We used to have combat drills when I was in the Navy. Shooting drills, abandon ship drills, collision drills, fire drills, etc. (we never had a repel boarders drill, although it turned out later we should have). Never, during a drill, where we told it was not a drill.

When we went to General Quarters (combat) for real we were told "This is not a drill". That phrase was part of the official broadcast announcement on the ship for when we went to emergency stations. "This is not a drill".

They didn't fool around with that phrase because you knew that when you heard that phrase you were supposed to kill somebody. That phrase struck fear in the hearts of brave men, because it actually meant something and we knew what it meant.

It seems that officials at a school in Tennessee have decided that it's not important to make sure that words retain a real meaning
MURFREESBORO, Tenn. -- Staff members of an elementary school staged a fictitious gun attack on students during a class trip, telling them it was not a drill as the children cried and hid under tables.
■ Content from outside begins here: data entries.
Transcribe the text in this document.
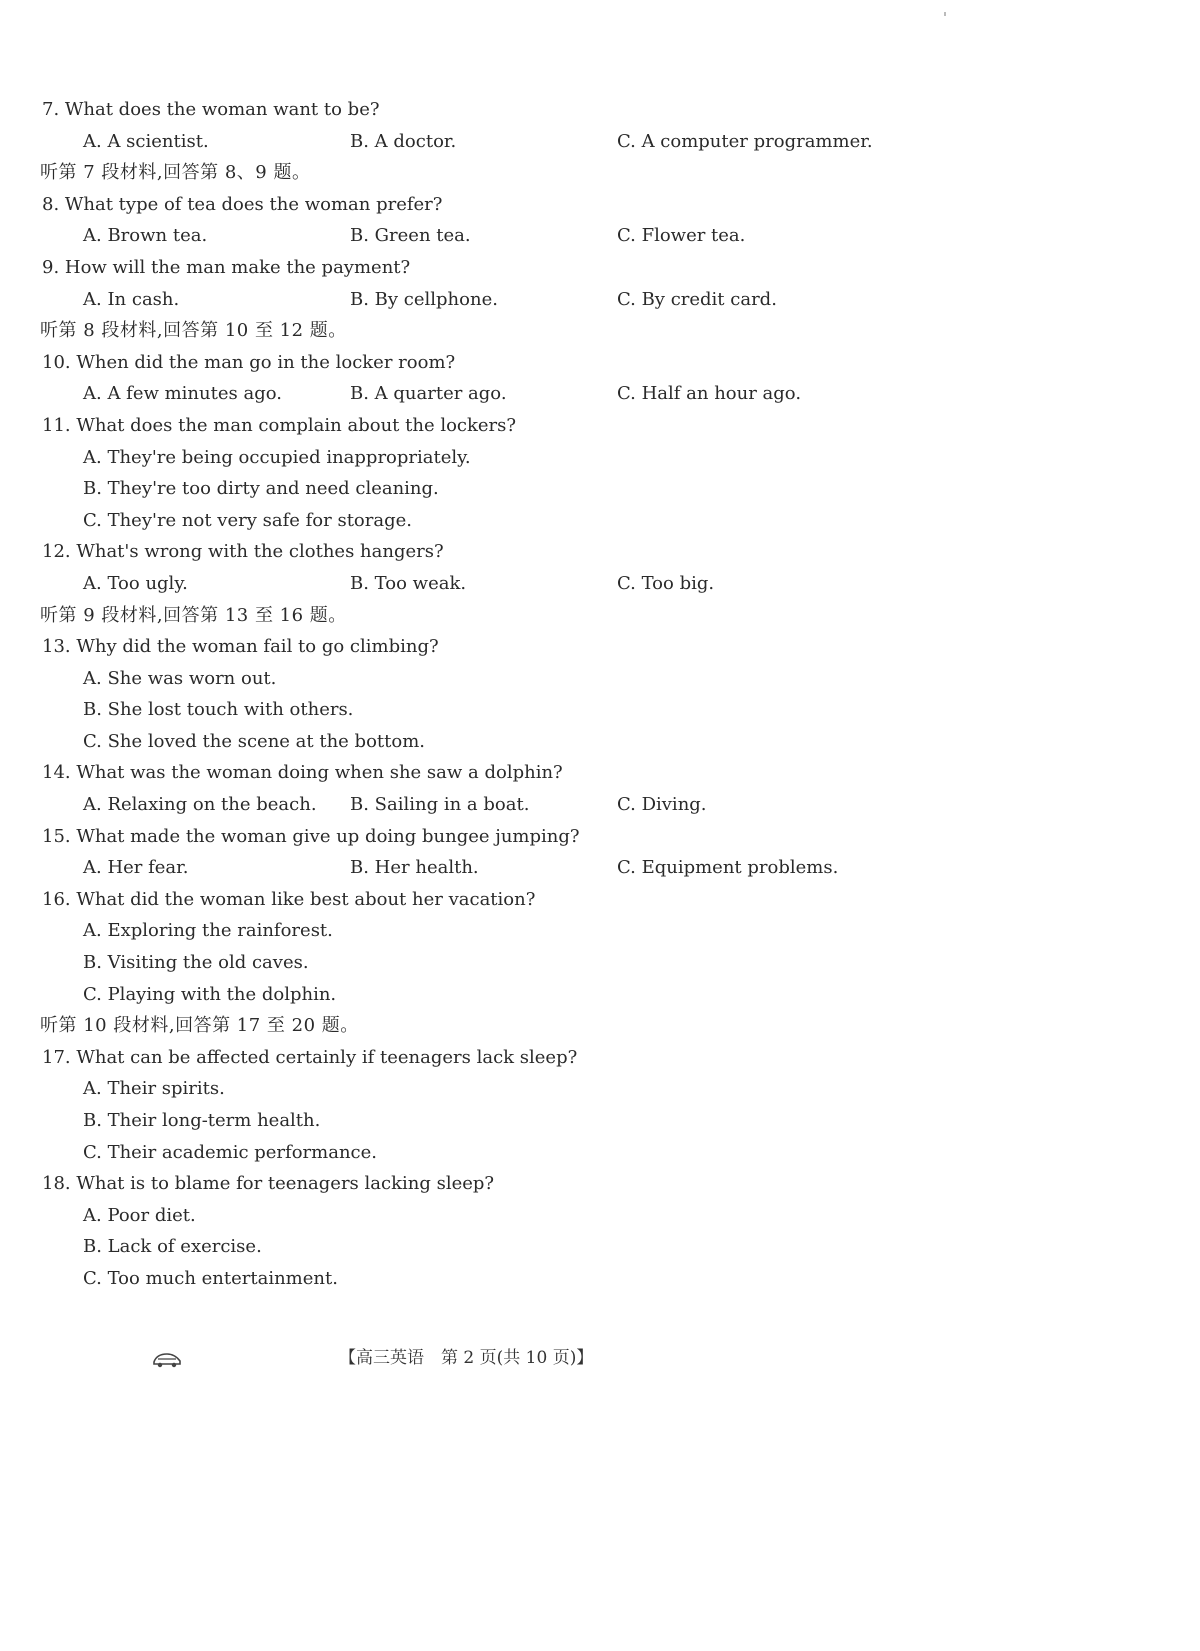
7. What does the woman want to be?
A. A scientist.	B. A doctor.	C. A computer programmer.
听第 7 段材料,回答第 8、9 题。
8. What type of tea does the woman prefer?
A. Brown tea.	B. Green tea.	C. Flower tea.
9. How will the man make the payment?
A. In cash.	B. By cellphone.	C. By credit card.
听第 8 段材料,回答第 10 至 12 题。
10. When did the man go in the locker room?
A. A few minutes ago.	B. A quarter ago.	C. Half an hour ago.
11. What does the man complain about the lockers?
A. They're being occupied inappropriately.
B. They're too dirty and need cleaning.
C. They're not very safe for storage.
12. What's wrong with the clothes hangers?
A. Too ugly.	B. Too weak.	C. Too big.
听第 9 段材料,回答第 13 至 16 题。
13. Why did the woman fail to go climbing?
A. She was worn out.
B. She lost touch with others.
C. She loved the scene at the bottom.
14. What was the woman doing when she saw a dolphin?
A. Relaxing on the beach. B. Sailing in a boat.	C. Diving.
15. What made the woman give up doing bungee jumping?
A. Her fear.	B. Her health.	C. Equipment problems.
16. What did the woman like best about her vacation?
A. Exploring the rainforest.
B. Visiting the old caves.
C. Playing with the dolphin.
听第 10 段材料,回答第 17 至 20 题。
17. What can be affected certainly if teenagers lack sleep?
A. Their spirits.
B. Their long-term health.
C. Their academic performance.
18. What is to blame for teenagers lacking sleep?
A. Poor diet.
B. Lack of exercise.
C. Too much entertainment.
【高三英语　第 2 页(共 10 页)】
The mock attack Thursday night was intended as a learning experience and lasted five minutes during the weeklong trip to a state park, said Scales Elementary School Assistant Principal Don Bartch, who led the trip.


When you teach kids that it doesn't mean anything when you tell them "it's not a drill" then what do you do when it really isn't a drill? Are you going to have a way to communicate that? Do these teachers think it might be important to be able to communicate that?

I can't believe they had a drill and told people it was not a drill. I'm just stunned by the danger inherent in such a thing.
During the last night of the trip, staff members convinced the 69 students that there was a gunman on the loose. They were told to lie on the floor or hide underneath tables and stay quiet. A teacher, disguised in a hooded sweat shirt, even pulled on a locked door.
After the lights went out, about 20 kids started to cry, 11-year-old Shay Naylor said.
"I was like, 'Oh My God,' "she said. "At first I thought I was going to die. We flipped out."
Principal Catherine Stephens declined to say whether the staff members involved would face disciplinary action, but said the situation "involved poor judgment."

There's an emphasis on how frightened the drill made the children, and the cruelty of doing that. But the stupidity of the teachers runs much deeper than that. The most important thing in an emergency is that people actually know it's an emergency.

They blew the tornado sirens the other night here in Cushing, Oklahoma. I got out of bed, got dressed, got a flashlight, turned on the TV, prepared to go to my backyard storm shelter if the situation warranted it. That's because I knew that when they blow that siren it's not a drill. It's not time to fool around. Those kids need to know that when their teachers tell them it's an emergency that it's not time to fool around. They no longer have any way to know that.

That kind of behavior by the school staff actually puts the children at future risk.

Update:
Instapundit pointed to my post. I'm impressed.

I made a comment on a post by Ann Alhouse.

After being assured it's not a drill, the rational response by the students would be to find a weapon and kill whoever was pushing against the door.

As pointed out above, the irrational teachers never thought of that possible response, they just assumed hiding under the furniture is the response that would be taken by everyone.

I commented on this earlier this morning. The real problem is that drills like this one tend to make students less safe, not more safe.